Ce type de diabète représente 5 à 10% des diabètes de type 2 en France.

On en connaît à l’heure actuelle trois sous-types qui ont en commun :
                        - l’âge de survenue chez le sujet jeune , en général avant 25 ans.
                        - la transmission autosomique dominante.

                        - présence de la maladie sur plusieurs générations
                        - atteinte de la moitié de la fratrie.

Le MODY 2                                       * Physiopathologie
           

C’est la forme la plus fréquente , représentant 50% des MODY en France. Elle est liée à une mutation du gène codant pour la glucokinase situé sur le bras court du chromosome 7. La glucokinase est une enzyme qui intervient dans la glycolyse de la cellule b et de l’hépatocyte . Le déficit en glucokinase aura pour conséquence une baisse de la sensibilité de la cellule b à son stimulus physiologique qui est le glucose d’où une moindre production d’insuline..                              

*  Le tableau clinique

-le début clinique est précoce , en général avant la puberté.

- l’hyperglycémie est le plus souvent modérée, évoluant que très lentement vers un authentique diabète.

                        - les complications dégénératives sont très rares .

- dans la plupart des cas, l’équilibre glycémique est obtenu par la seule diététique , le recours aux antidiabétiques oraux reste rare .

Au total le MODY 1, malgré sa fréquence, est d’excellent pronostic.



Le MODY 3

                * Physiopathologie

Il représente 25% des MODY recensés en France. Il est lié à une mutation du gène «  Hepatocyte Nuclear Factor 1a ou  HNF 1a » situé sur le bras court du chromosome 12 . Le HNF 1a est une protéine qui permet aux cellules b de reconnaître le glucose comme signal de l’insulinosécrétion , son déficit entraine une carence de l’insulinosécrétion sans insulinorésistance.


                                   * Le tableau clinique
- le diabète du MODY 3 est beaucoup plus sévère, souvent confondu avec un diabète de type 1, se manifestant à la puberté .

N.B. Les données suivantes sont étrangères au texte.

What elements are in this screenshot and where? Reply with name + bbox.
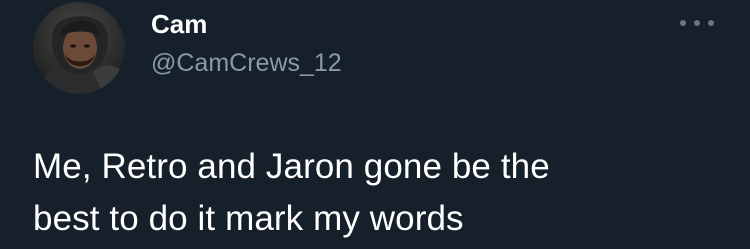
user-handle[interactable]: @CamCrews_12 xyxy=(151,49,342,77)
more-dot xyxy=(708,20,714,26)
tweet-card: Cam @CamCrews_12 Me, Retro and Jaron gon… xyxy=(0,0,750,249)
avatar-image xyxy=(33,2,125,94)
display-name[interactable]: Cam xyxy=(151,9,207,39)
more-options-icon[interactable] xyxy=(680,14,714,32)
tweet-text: Me, Retro and Jaron gone be the best to … xyxy=(33,147,550,238)
more-dot xyxy=(694,20,700,26)
more-dot xyxy=(680,20,686,26)
avatar[interactable] xyxy=(33,2,125,94)
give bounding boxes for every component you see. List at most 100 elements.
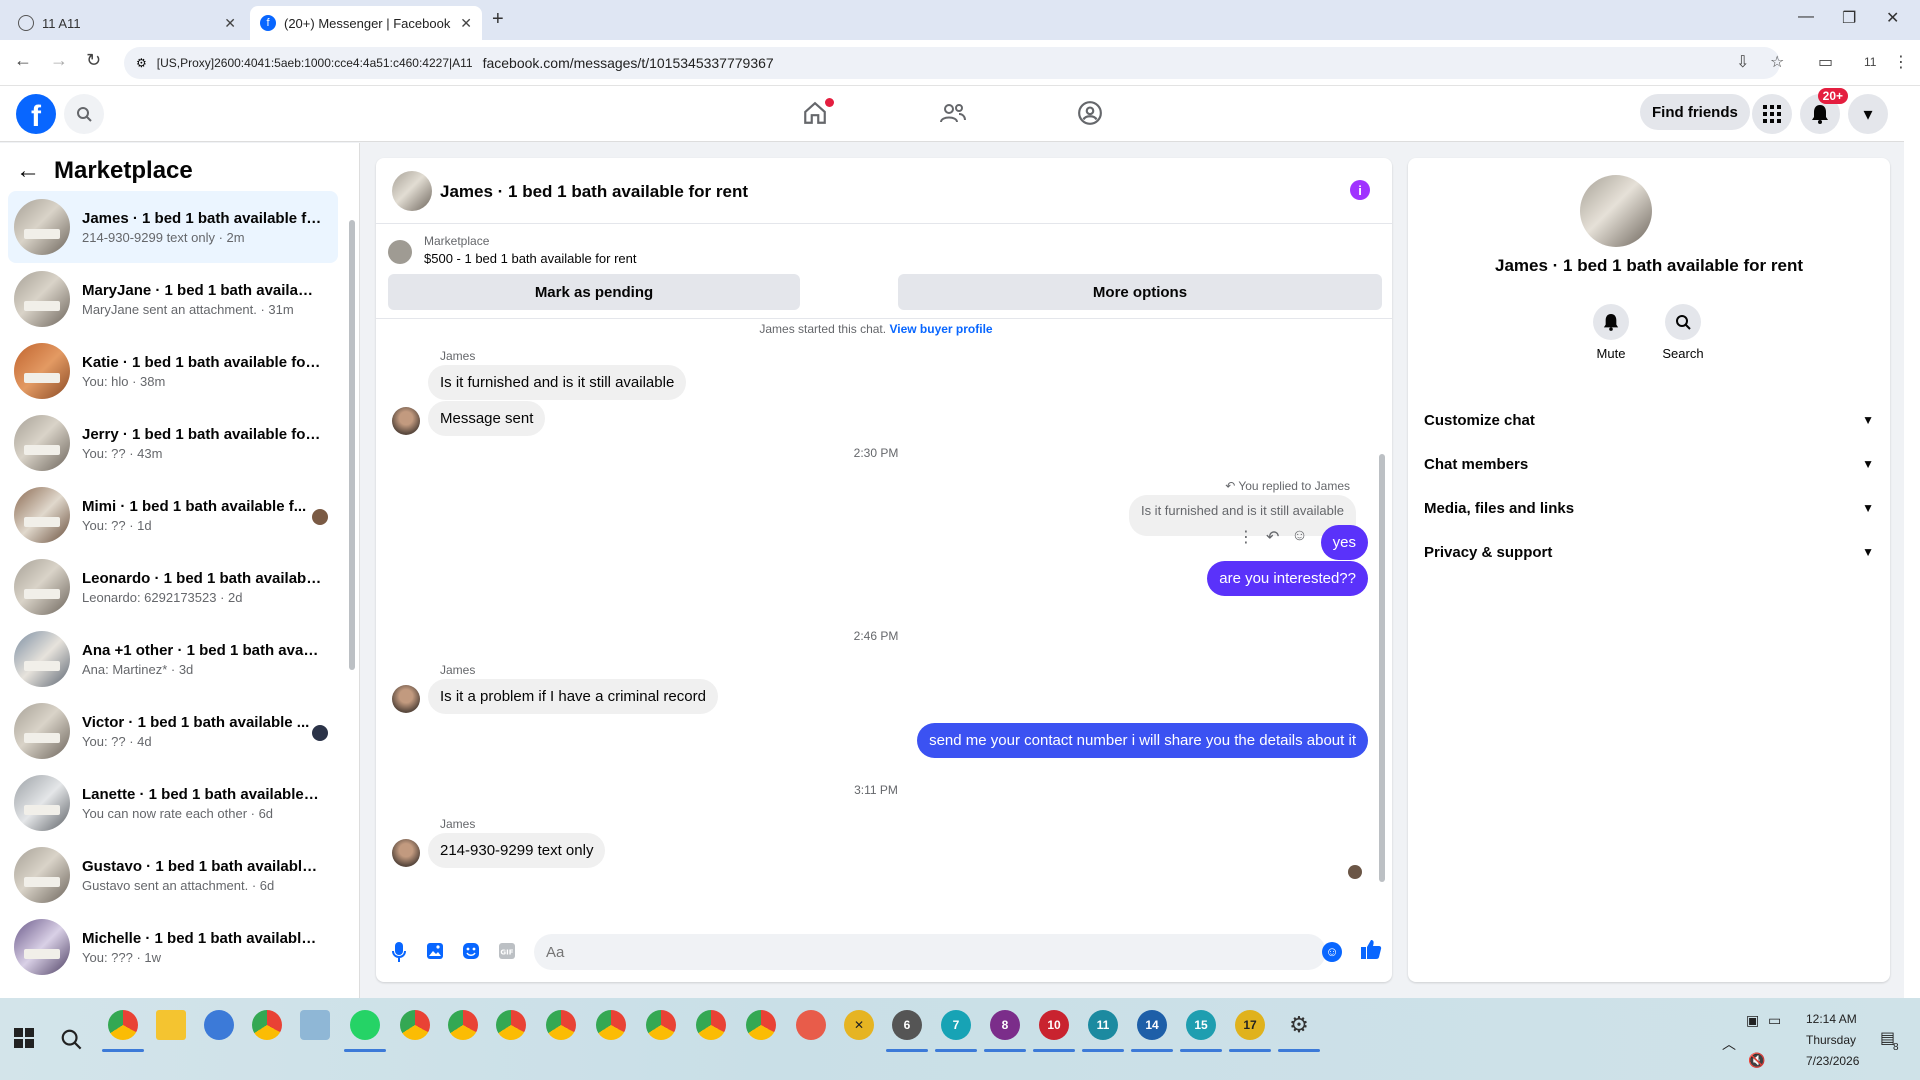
chat-scrollbar[interactable]: [1378, 324, 1386, 904]
close-tab-icon[interactable]: ✕: [460, 15, 472, 32]
app-icon[interactable]: ✕: [844, 1010, 874, 1040]
more-options-button[interactable]: More options: [898, 274, 1382, 310]
privacy-support-section[interactable]: Privacy & support ▼: [1424, 532, 1874, 572]
view-buyer-profile-link[interactable]: View buyer profile: [889, 322, 992, 336]
friends-icon[interactable]: [938, 100, 968, 128]
message-input[interactable]: [534, 934, 1326, 970]
media-files-links-section[interactable]: Media, files and links ▼: [1424, 488, 1874, 528]
file-explorer-icon[interactable]: [156, 1010, 186, 1040]
forward-icon[interactable]: →: [50, 50, 68, 71]
conversation-item[interactable]: MaryJane · 1 bed 1 bath availabl... MaryJ…: [8, 263, 338, 335]
sidebar-scrollbar[interactable]: [348, 198, 356, 958]
new-tab-icon[interactable]: +: [492, 8, 504, 31]
chrome-icon[interactable]: [596, 1010, 626, 1040]
react-emoji-icon[interactable]: ☺: [1291, 527, 1307, 547]
conversation-item[interactable]: Leonardo · 1 bed 1 bath availabl... Leona…: [8, 551, 338, 623]
microphone-icon[interactable]: [388, 942, 410, 964]
scrollbar-thumb[interactable]: [349, 220, 355, 670]
conversation-item[interactable]: Katie · 1 bed 1 bath available for ... Yo…: [8, 335, 338, 407]
tab-search-icon[interactable]: ▭: [1818, 52, 1833, 72]
facebook-logo-icon[interactable]: f: [16, 94, 56, 134]
menu-grid-icon[interactable]: [1752, 94, 1792, 134]
avatar[interactable]: [392, 171, 432, 211]
browser-tab-1[interactable]: 11 A11 ✕: [8, 6, 246, 40]
app-icon[interactable]: [300, 1010, 330, 1040]
conversation-item[interactable]: Jerry · 1 bed 1 bath available for ... Yo…: [8, 407, 338, 479]
network-icon[interactable]: ▭: [1768, 1012, 1781, 1029]
chrome-profile-15-icon[interactable]: 15: [1180, 1010, 1222, 1052]
chrome-icon[interactable]: [252, 1010, 282, 1040]
message-bubble[interactable]: Message sent: [428, 401, 546, 436]
windows-start-icon[interactable]: [14, 1028, 34, 1054]
browser-tab-2[interactable]: f (20+) Messenger | Facebook ✕: [250, 6, 482, 40]
thumbs-up-icon[interactable]: [1360, 938, 1382, 966]
chrome-icon[interactable]: [696, 1010, 726, 1040]
reply-icon[interactable]: ↶: [1266, 527, 1279, 547]
sticker-icon[interactable]: [460, 942, 482, 964]
minimize-icon[interactable]: —: [1798, 8, 1814, 26]
reload-icon[interactable]: ↻: [86, 50, 101, 71]
chrome-profile-11-icon[interactable]: 11: [1082, 1010, 1124, 1052]
conversation-item[interactable]: Ana +1 other · 1 bed 1 bath avail... Ana:…: [8, 623, 338, 695]
restore-icon[interactable]: ❐: [1842, 8, 1856, 28]
mute-button[interactable]: Mute: [1576, 304, 1646, 361]
chrome-icon[interactable]: [646, 1010, 676, 1040]
speaker-muted-icon[interactable]: 🔇: [1748, 1052, 1765, 1069]
groups-icon[interactable]: [1075, 100, 1105, 128]
my-message-bubble[interactable]: send me your contact number i will share…: [917, 723, 1368, 758]
settings-gear-icon[interactable]: ⚙: [1278, 1010, 1320, 1052]
my-message-bubble[interactable]: yes: [1320, 525, 1368, 560]
chrome-profile-7-icon[interactable]: 7: [935, 1010, 977, 1052]
chat-title[interactable]: James · 1 bed 1 bath available for rent: [440, 182, 748, 202]
conversation-item[interactable]: Victor · 1 bed 1 bath available ... You: …: [8, 695, 338, 767]
page-scrollbar[interactable]: [1904, 86, 1920, 998]
chrome-profile-17-icon[interactable]: 17: [1229, 1010, 1271, 1052]
notifications-bell-icon[interactable]: 20+: [1800, 88, 1848, 134]
search-icon[interactable]: [64, 94, 104, 134]
meet-now-icon[interactable]: ▣: [1746, 1012, 1759, 1029]
conversation-item[interactable]: Gustavo · 1 bed 1 bath available ... Gust…: [8, 839, 338, 911]
info-icon[interactable]: i: [1350, 180, 1370, 200]
chrome-profile-6-icon[interactable]: 6: [886, 1010, 928, 1052]
photo-icon[interactable]: [424, 942, 446, 964]
back-arrow-icon[interactable]: ←: [16, 157, 40, 185]
bookmark-star-icon[interactable]: ☆: [1770, 52, 1784, 72]
emoji-icon[interactable]: ☺: [1322, 942, 1342, 962]
search-conversation-button[interactable]: Search: [1648, 304, 1718, 361]
whatsapp-icon[interactable]: [344, 1010, 386, 1052]
account-menu-icon[interactable]: ▾: [1848, 94, 1888, 134]
clock-time[interactable]: 12:14 AM: [1806, 1012, 1857, 1026]
chrome-icon[interactable]: [400, 1010, 430, 1040]
close-tab-icon[interactable]: ✕: [224, 15, 236, 32]
close-window-icon[interactable]: ✕: [1886, 8, 1899, 28]
chrome-icon[interactable]: [746, 1010, 776, 1040]
customize-chat-section[interactable]: Customize chat ▼: [1424, 400, 1874, 440]
profile-count[interactable]: 11: [1864, 55, 1876, 69]
chrome-icon[interactable]: [496, 1010, 526, 1040]
chrome-profile-14-icon[interactable]: 14: [1131, 1010, 1173, 1052]
my-message-bubble[interactable]: are you interested??: [1207, 561, 1368, 596]
chrome-icon[interactable]: [448, 1010, 478, 1040]
app-icon[interactable]: [204, 1010, 234, 1040]
app-icon[interactable]: [796, 1010, 826, 1040]
search-icon[interactable]: [60, 1028, 82, 1056]
message-bubble[interactable]: Is it a problem if I have a criminal rec…: [428, 679, 718, 714]
conversation-item[interactable]: James · 1 bed 1 bath available fo... 214-…: [8, 191, 338, 263]
install-app-icon[interactable]: ⇩: [1736, 52, 1749, 72]
find-friends-button[interactable]: Find friends: [1640, 94, 1750, 130]
home-icon[interactable]: [800, 98, 834, 128]
chrome-profile-8-icon[interactable]: 8: [984, 1010, 1026, 1052]
scrollbar-thumb[interactable]: [1379, 454, 1385, 882]
message-bubble[interactable]: 214-930-9299 text only: [428, 833, 606, 868]
conversation-item[interactable]: Mimi · 1 bed 1 bath available f... You: ?…: [8, 479, 338, 551]
chrome-icon[interactable]: [102, 1010, 144, 1052]
gif-icon[interactable]: GIF: [496, 942, 518, 964]
chrome-profile-10-icon[interactable]: 10: [1033, 1010, 1075, 1052]
show-hidden-icons-icon[interactable]: ︿: [1722, 1034, 1736, 1054]
chrome-icon[interactable]: [546, 1010, 576, 1040]
listing-row[interactable]: Marketplace $500 - 1 bed 1 bath availabl…: [388, 232, 1378, 272]
site-settings-icon[interactable]: ⚙: [136, 56, 147, 70]
mark-as-pending-button[interactable]: Mark as pending: [388, 274, 800, 310]
message-bubble[interactable]: Is it furnished and is it still availabl…: [428, 365, 687, 400]
menu-kebab-icon[interactable]: ⋮: [1893, 52, 1909, 72]
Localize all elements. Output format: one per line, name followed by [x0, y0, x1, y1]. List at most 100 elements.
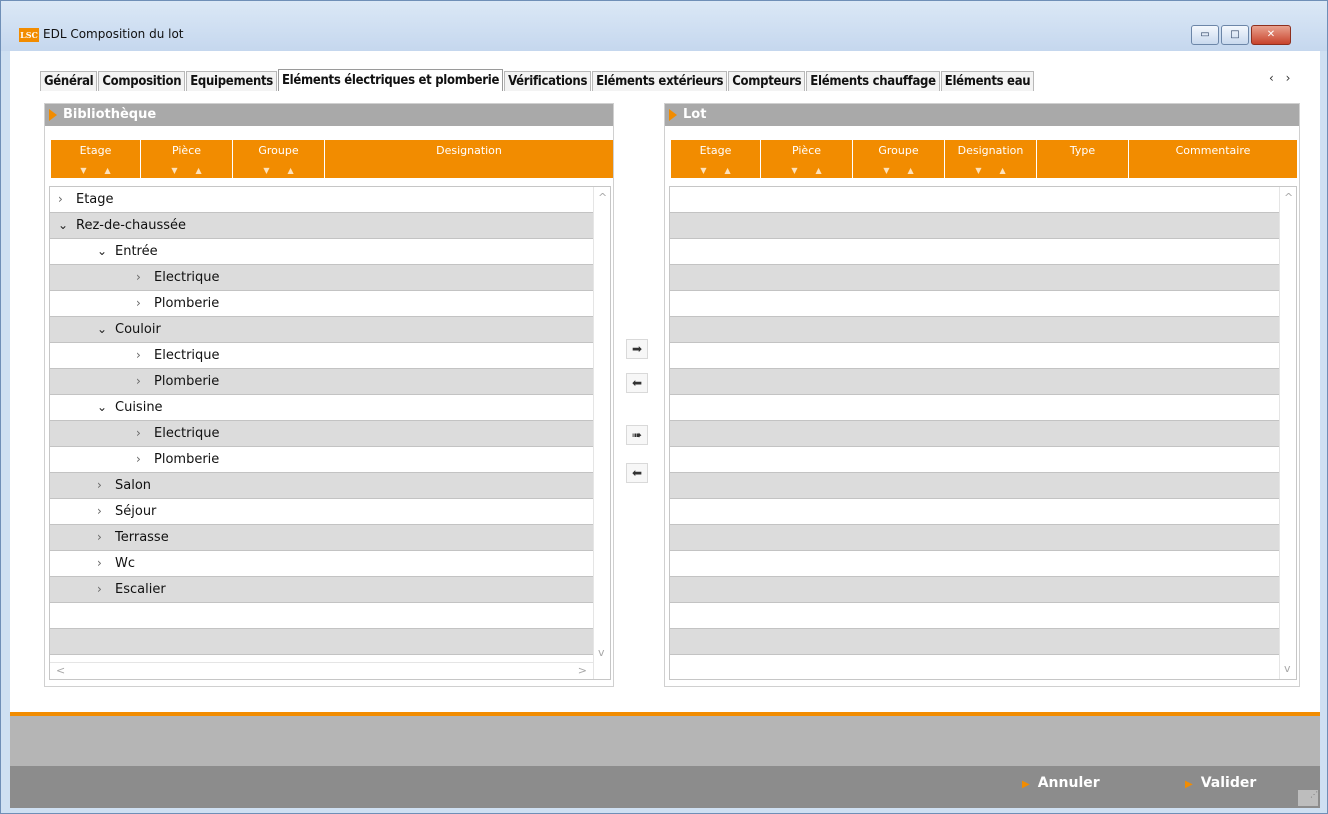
tree-row[interactable]: ⌄ Cuisine — [50, 395, 610, 421]
lot-row[interactable] — [670, 525, 1296, 551]
column-header-designation[interactable]: Designation ▼ ▲ — [945, 140, 1037, 178]
cancel-button[interactable]: Annuler — [1022, 775, 1100, 791]
chevron-down-icon[interactable]: ⌄ — [97, 239, 109, 264]
lot-row[interactable] — [670, 473, 1296, 499]
sort-descending-icon[interactable]: ▼ — [975, 166, 981, 175]
lot-row[interactable] — [670, 343, 1296, 369]
chevron-right-icon[interactable]: › — [136, 369, 148, 394]
tab-elements-eau[interactable]: Eléments eau — [940, 71, 1035, 91]
tab-equipements[interactable]: Equipements — [186, 71, 277, 91]
chevron-right-icon[interactable]: › — [136, 447, 148, 472]
column-header-commentaire[interactable]: Commentaire — [1129, 140, 1297, 178]
lot-row[interactable] — [670, 603, 1296, 629]
lot-list[interactable]: ^ v — [669, 186, 1297, 680]
tree-row[interactable]: › Escalier — [50, 577, 610, 603]
tree-row[interactable]: › Wc — [50, 551, 610, 577]
sort-ascending-icon[interactable]: ▲ — [725, 166, 731, 175]
chevron-right-icon[interactable]: › — [97, 473, 109, 498]
chevron-down-icon[interactable]: ⌄ — [97, 395, 109, 420]
tree-row[interactable]: › Salon — [50, 473, 610, 499]
tree-row[interactable]: › Terrasse — [50, 525, 610, 551]
tree-row[interactable]: › Plomberie — [50, 369, 610, 395]
tree-row[interactable] — [50, 629, 610, 655]
lot-vertical-scrollbar[interactable]: ^ v — [1279, 187, 1296, 679]
scroll-right-icon[interactable]: > — [578, 664, 587, 677]
lot-row[interactable] — [670, 369, 1296, 395]
move-right-button[interactable]: ➡ — [626, 339, 648, 359]
tree-row[interactable]: ⌄ Entrée — [50, 239, 610, 265]
tab-general[interactable]: Général — [40, 71, 98, 91]
tree-row[interactable]: ⌄ Rez-de-chaussée — [50, 213, 610, 239]
tree-row[interactable] — [50, 603, 610, 629]
lot-row[interactable] — [670, 447, 1296, 473]
chevron-right-icon[interactable]: › — [97, 525, 109, 550]
sort-descending-icon[interactable]: ▼ — [171, 166, 177, 175]
chevron-down-icon[interactable]: ⌄ — [58, 213, 70, 238]
scroll-down-icon[interactable]: v — [598, 646, 605, 659]
lot-row[interactable] — [670, 317, 1296, 343]
column-header-type[interactable]: Type — [1037, 140, 1129, 178]
minimize-button[interactable]: ▭ — [1191, 25, 1219, 45]
library-vertical-scrollbar[interactable]: ^ v — [593, 187, 610, 679]
sort-ascending-icon[interactable]: ▲ — [908, 166, 914, 175]
lot-row[interactable] — [670, 577, 1296, 603]
move-all-right-button[interactable]: ➠ — [626, 425, 648, 445]
tab-scroll-arrows[interactable]: ‹ › — [1269, 71, 1294, 85]
move-all-left-button[interactable]: ⬅ — [626, 463, 648, 483]
sort-descending-icon[interactable]: ▼ — [263, 166, 269, 175]
chevron-right-icon[interactable]: › — [97, 551, 109, 576]
chevron-right-icon[interactable]: › — [97, 499, 109, 524]
scroll-left-icon[interactable]: < — [56, 664, 65, 677]
lot-row[interactable] — [670, 265, 1296, 291]
library-tree[interactable]: › Etage ⌄ Rez-de-chaussée ⌄ Entrée › Electrique… — [49, 186, 611, 680]
validate-button[interactable]: Valider — [1185, 775, 1257, 791]
chevron-right-icon[interactable]: › — [136, 291, 148, 316]
sort-ascending-icon[interactable]: ▲ — [105, 166, 111, 175]
column-header-etage[interactable]: Etage ▼ ▲ — [51, 140, 141, 178]
tree-row[interactable]: › Plomberie — [50, 291, 610, 317]
tree-row[interactable]: ⌄ Couloir — [50, 317, 610, 343]
column-header-designation[interactable]: Designation — [325, 140, 613, 178]
tab-elements-electriques-et-plomberie[interactable]: Eléments électriques et plomberie — [277, 69, 504, 91]
lot-row[interactable] — [670, 213, 1296, 239]
column-header-piece[interactable]: Pièce ▼ ▲ — [141, 140, 233, 178]
column-header-piece[interactable]: Pièce ▼ ▲ — [761, 140, 853, 178]
tree-row[interactable]: › Plomberie — [50, 447, 610, 473]
tab-composition[interactable]: Composition — [98, 71, 186, 91]
lot-row[interactable] — [670, 499, 1296, 525]
column-header-groupe[interactable]: Groupe ▼ ▲ — [233, 140, 325, 178]
chevron-down-icon[interactable]: ⌄ — [97, 317, 109, 342]
tab-elements-chauffage[interactable]: Eléments chauffage — [806, 71, 940, 91]
tree-row[interactable]: › Etage — [50, 187, 610, 213]
lot-row[interactable] — [670, 421, 1296, 447]
library-horizontal-scrollbar[interactable]: < > — [50, 662, 593, 679]
chevron-right-icon[interactable]: › — [58, 187, 70, 212]
chevron-right-icon[interactable]: › — [136, 265, 148, 290]
column-header-etage[interactable]: Etage ▼ ▲ — [671, 140, 761, 178]
tab-compteurs[interactable]: Compteurs — [728, 71, 806, 91]
scroll-up-icon[interactable]: ^ — [598, 191, 607, 204]
scroll-up-icon[interactable]: ^ — [1284, 191, 1293, 204]
sort-ascending-icon[interactable]: ▲ — [196, 166, 202, 175]
scroll-down-icon[interactable]: v — [1284, 662, 1291, 675]
sort-descending-icon[interactable]: ▼ — [883, 166, 889, 175]
lot-row[interactable] — [670, 395, 1296, 421]
sort-ascending-icon[interactable]: ▲ — [288, 166, 294, 175]
sort-ascending-icon[interactable]: ▲ — [816, 166, 822, 175]
lot-row[interactable] — [670, 239, 1296, 265]
resize-grip-icon[interactable]: ⋰ — [1298, 790, 1318, 806]
close-button[interactable]: ✕ — [1251, 25, 1291, 45]
lot-row[interactable] — [670, 655, 1296, 679]
tab-elements-exterieurs[interactable]: Eléments extérieurs — [592, 71, 728, 91]
lot-row[interactable] — [670, 551, 1296, 577]
sort-descending-icon[interactable]: ▼ — [700, 166, 706, 175]
sort-ascending-icon[interactable]: ▲ — [1000, 166, 1006, 175]
tree-row[interactable]: › Séjour — [50, 499, 610, 525]
maximize-button[interactable]: □ — [1221, 25, 1249, 45]
sort-descending-icon[interactable]: ▼ — [791, 166, 797, 175]
title-bar[interactable]: LSC EDL Composition du lot ▭ □ ✕ — [1, 1, 1327, 51]
lot-row[interactable] — [670, 629, 1296, 655]
sort-descending-icon[interactable]: ▼ — [80, 166, 86, 175]
chevron-right-icon[interactable]: › — [136, 421, 148, 446]
tab-verifications[interactable]: Vérifications — [504, 71, 592, 91]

- l’hyperglycémie est d’emblée importante.
- l’évolution vers l’insulinorequérance est très fréquente ( 30 % ) et surtout rapide.
- les complications microangiopathiques sont aussi fréquentes que dans le diabète commun.
- par contre les facteurs de risque cardiovasculaire habituellement associés au diabète de type 2 comme l’obésité , l’HTA et les anomalies lipidiques sont absents.
- sur le plan thérapeutique, ce type de diabète répond bien aux antidiabètiques oraux. Les biguanides n’ont aucune indication parcequ’il n’ y a pas d’insulinorésistance.

Le MODY 1
C’est la forme de MODY la plus rare , liée à une mutation du gène « Hepatic Nuclear Factor  4a ou HNF 4a » situé sur le bras long du chromosome 20 . Le tableau clinique et l’évolution sont comparables à ceux du MODY 3 .

1 –2 : Le diabète par cytopathie mitochondriale
Les nombreuses études épidémiologiques ont insisté sur la transmission plus importante du DS de type 2 par les mères diabétiques et l’existence de familles de diabétiques à hérédité exclusivement maternelle. Par ailleurs, certaines pathologies liées à des anomalies mitochondriales, s’accompagnent souvent d’un diabète.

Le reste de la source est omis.